Mas não está nada perdido, porque, neste momento, sem dinheiro próprio nos cofres, Bruxelas, como o disse sem rodeios a líder da Comissão Europeia, Ursula Leyen, está em processo acelerado de recorrer aos mais de 140 mil milhões de euros de fundos russos congelados no sistema financeiro europeu para os entregar a Zelensky...
Só que este processo está a ter constrangimentos pesados, porque se o dinheiro que a Rússia depositou nos bancos europeus antes da guerra acabar nas mãos do inimigo, a credibilidade e segurança do sistema financeiro europeu fica em escombros, porque os países que ali têm também as suas poupanças, ficam a saber que se desalinharem das opções de Bruxelas, podem ver o seu dinheiro voar...
Apesar de a chefe do Banco Central Europeu, Christine Lagarde, já ter vindo dizer que tal movimento tem de respeitar a lei e que só pode acontecer se todos os países com fundos russos alinharem pelo mesmo diapasão - uma impossibilidade absoluta, porque a China nunca o fará -, o que deverá acabar com tal pretensão para evitar o descrédito total dos bancos europeus, Zelensky a a sua "coligação da vontade" insistem que esse dinheiro deve ser desviado para Kiev seja qual for o mecanismo usado para lhe dar "conforto" político, porque legal será impossível...

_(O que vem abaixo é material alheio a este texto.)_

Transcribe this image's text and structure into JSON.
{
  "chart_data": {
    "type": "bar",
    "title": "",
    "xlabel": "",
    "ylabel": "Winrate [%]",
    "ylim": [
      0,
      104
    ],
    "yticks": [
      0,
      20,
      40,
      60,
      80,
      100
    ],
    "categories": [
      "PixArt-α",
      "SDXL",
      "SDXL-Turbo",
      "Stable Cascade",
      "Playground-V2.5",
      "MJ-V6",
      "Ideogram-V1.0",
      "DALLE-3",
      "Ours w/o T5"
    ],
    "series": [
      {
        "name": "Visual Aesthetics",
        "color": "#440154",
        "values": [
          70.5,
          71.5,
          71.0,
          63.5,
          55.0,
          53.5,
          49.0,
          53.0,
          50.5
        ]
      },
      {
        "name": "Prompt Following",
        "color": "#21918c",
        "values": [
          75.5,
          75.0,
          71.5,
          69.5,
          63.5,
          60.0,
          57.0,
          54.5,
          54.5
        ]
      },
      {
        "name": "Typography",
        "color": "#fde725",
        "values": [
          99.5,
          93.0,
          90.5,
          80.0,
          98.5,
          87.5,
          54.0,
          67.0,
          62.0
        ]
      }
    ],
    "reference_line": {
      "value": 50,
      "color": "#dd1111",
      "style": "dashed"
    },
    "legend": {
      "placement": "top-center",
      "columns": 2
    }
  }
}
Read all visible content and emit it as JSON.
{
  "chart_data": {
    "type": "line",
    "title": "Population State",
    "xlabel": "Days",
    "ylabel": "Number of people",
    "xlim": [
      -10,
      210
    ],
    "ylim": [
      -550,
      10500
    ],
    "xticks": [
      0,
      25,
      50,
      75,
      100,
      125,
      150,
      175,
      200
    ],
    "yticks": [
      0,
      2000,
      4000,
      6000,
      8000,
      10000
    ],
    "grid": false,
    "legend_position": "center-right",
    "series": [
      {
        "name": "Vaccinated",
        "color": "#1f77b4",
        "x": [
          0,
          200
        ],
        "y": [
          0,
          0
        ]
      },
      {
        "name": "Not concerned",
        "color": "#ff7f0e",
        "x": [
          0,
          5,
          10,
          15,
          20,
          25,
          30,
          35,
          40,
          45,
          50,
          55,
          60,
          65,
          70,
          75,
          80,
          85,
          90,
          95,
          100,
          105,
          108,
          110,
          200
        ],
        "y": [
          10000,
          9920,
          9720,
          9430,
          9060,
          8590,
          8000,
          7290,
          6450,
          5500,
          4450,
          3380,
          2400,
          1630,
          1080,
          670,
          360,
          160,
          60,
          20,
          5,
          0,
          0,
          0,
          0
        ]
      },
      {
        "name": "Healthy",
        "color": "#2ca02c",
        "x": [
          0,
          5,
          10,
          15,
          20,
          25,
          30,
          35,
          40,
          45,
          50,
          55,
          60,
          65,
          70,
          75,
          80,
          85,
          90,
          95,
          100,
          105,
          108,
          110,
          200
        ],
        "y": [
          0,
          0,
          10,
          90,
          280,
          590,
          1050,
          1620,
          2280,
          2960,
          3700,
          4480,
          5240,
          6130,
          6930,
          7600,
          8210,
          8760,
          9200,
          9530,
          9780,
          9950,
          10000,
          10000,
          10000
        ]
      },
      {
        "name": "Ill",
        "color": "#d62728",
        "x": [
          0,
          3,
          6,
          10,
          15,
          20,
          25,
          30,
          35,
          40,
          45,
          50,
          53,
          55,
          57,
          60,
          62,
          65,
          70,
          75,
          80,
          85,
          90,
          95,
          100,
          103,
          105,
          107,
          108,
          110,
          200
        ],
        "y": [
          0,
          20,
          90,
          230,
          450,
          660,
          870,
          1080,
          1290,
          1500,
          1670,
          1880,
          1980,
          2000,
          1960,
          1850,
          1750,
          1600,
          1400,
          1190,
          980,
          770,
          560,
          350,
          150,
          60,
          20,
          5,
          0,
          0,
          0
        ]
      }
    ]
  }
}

Neste espaço temporal, que deve rondar as duas semanas, para o encontro de Budapeste, Zelensky e o trio europeu de falcões de guerra, Macron, Starmer e Merz, têm muito trabalho pela frente para fazer descarrilar o processo negocial entre americanos e russos.
E Sergei Lavrov e Marco Rubio outra carga de trabalhos para impedir que os europeus obstinados com uma derrota russa no campo de batalha, como Ursula Leyn, por exemplo, ainda não desdisse como objectivo principal, tenham sucesso na sua batalha contra a "pax" russo-americana no contexto do conflito ucraniano.